Ford Abeillef
Les origines Il faut rechercher les origines de la Ford Vedette - dont dérive l'utilitaire Abeille - en 1941, année d'entrée en guerre des Etats-Unis. C'est à cette époque qu'Edsel Ford, fils d'Henry, demande à ses équipes d'étudier une voiture légère - à l'échelle du pays - dont il perçoit la nécessité pour le marché américain une fois que le conflit sera terminé. Le décès prématuré d'Edsel en mai 1943 marque un coup d'arrêt à cette étude, son successeur étant moins convaincu du succès de ce type de voiture aux Etats-Unis. Le projet est mis de côté. Au lendemain de la guerre, chez Ford à Détroit, on pense sérieusement à céder la filiale française à un autre constructeur. D'une part, les Américains ont été échaudés par les démêlés judiciaires issus de la séparation avec Emile Mathis (Ford et Mathis avaient fondé Matford en 1934 avant de divorcer dans la douleur), d'autre part on s'inquiète du manque de stabilité du pays sur le plan politique, et de l'arrivée de ministres communistes au sein du gouvernement. Pour l'instant, toute l'énergie de Maurice Dolfus, patron de Ford SAF, est consacrée à relancer la production dans la nouvelle usine de Poissy. Celle-ci a été mise en service début 1940. Dans l'immédiat, seule une 13 CV issue de la gamme Matford d'avant-guerre pourrait faire l'affaire, mais elle paraît déjà bien démodée. Parallèlement, Dolfus se rend aux Etats-Unis pour rassurer ses contacts chez Ford. Non, la France n'est pas dirigée par les communistes. Surtout, il tente de convaincre les Américains de l'aider à lancer dans l'Hexagone une nouvelle voiture.

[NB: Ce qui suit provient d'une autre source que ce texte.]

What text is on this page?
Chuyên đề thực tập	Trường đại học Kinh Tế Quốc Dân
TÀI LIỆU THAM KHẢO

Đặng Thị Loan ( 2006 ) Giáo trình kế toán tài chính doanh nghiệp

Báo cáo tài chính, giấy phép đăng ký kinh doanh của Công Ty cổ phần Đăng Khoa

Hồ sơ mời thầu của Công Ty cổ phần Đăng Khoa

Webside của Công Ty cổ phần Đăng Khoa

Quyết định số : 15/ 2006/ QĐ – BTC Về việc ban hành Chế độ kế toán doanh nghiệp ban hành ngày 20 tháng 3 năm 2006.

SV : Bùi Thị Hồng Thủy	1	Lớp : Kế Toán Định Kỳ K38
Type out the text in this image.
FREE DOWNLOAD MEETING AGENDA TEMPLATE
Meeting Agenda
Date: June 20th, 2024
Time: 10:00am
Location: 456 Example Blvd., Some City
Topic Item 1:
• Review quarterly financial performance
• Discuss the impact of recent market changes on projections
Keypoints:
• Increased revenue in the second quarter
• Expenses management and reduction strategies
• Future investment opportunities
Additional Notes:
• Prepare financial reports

Début 1946, la production des voitures de tourisme redémarre à Poissy avec la V8-F472, une version modifiée de la Matford 13 CV de 1939 On présente à Dolfus l'étude mise au placard en 1943. Mais ce qui aux Etats-Unis est considéré comme une petite voiture serait vu d'un autre oeil par les Français. Il s'agirait chez nous d'une voiture moyenne supérieure. Dolfus revient à Poissy avec le sourire, avec maintenant la perspective de proposer bientôt en France une toute nouvelle automobile de conception moderne. Le programme clos en 1943 arrive à Poissy durant l'été 1946. Les ingénieurs et techniciens français découvrent avec appétit ce projet. Il reste cependant à mettre l'auto aux normes hexagonales. On se donne deux ans pour terminer l'étude, réaliser les essais et installer la chaîne de production. La Vedette Comme prévu, la Ford Vedette est présentée lors du 35ème salon de Paris en octobre 1948. Le public est curieux. Dans la catégorie des voitures de série de moyenne cylindrée, c'est l'une des rares nouveautés du moment. Les Hotchiss 13 CV, Salmson S4E et Citroën 15 CV sont nées avant-guerre. La Vedette est un peu moins chère que les deux premières citées, mais se situe un cran au-dessus du prix de la Traction.
La Ford Vedette illustrée par Géo Ham en couverture du numéro 49 de l'Automobile de mai 1950 La Vedette dans sa forme initiale n'est proposée que dans une version limousine six glaces deux volumes de 12 CV fiscaux. Si le confort de conduite est unanimement salué, les premiers acheteurs déplorent la mollesse du moteur, sa consommation excessive et la médiocre qualité de la finition. Les responsables de Ford s'attachent à supprimer tant que possible ces défauts. Au Salon de Paris d'octobre 1949, Ford adjoint à la limousine un cabriolet et un coach. Maurice Dolfus, 56 ans, à la tête de Ford SAF depuis sa création en 1930, quitte l'entreprise en décembre 1949. Henry Ford le patriarche est mort en 1947 à l'âge de 83 ans, et Dolfus ne bénéficie pas du même soutient de la part de son petit-fils Henry Ford II, qui a pris la présidence du géant américain à l'automne 1945. François Lehideux remplace Dolfus à compter du 1er janvier 1950. La Vedette poursuit son bonhomme de chemin dans sa forme initiale, avec son dos rond, jusqu'au Salon de Paris d'octobre 1952. Abeille millésime 1952 Ford avait très discrètement présenté au Grand Palais en octobre 1951 une simple version " agricole " de sa Vedette. En juin 1952, quelques mois avant de disparaître sous sa forme initiale, la Vedette accouche plus officiellement d'une version commerciale baptisée Abeille, type F 492 C, caractérisée par une présentation particulièrement dépouillée.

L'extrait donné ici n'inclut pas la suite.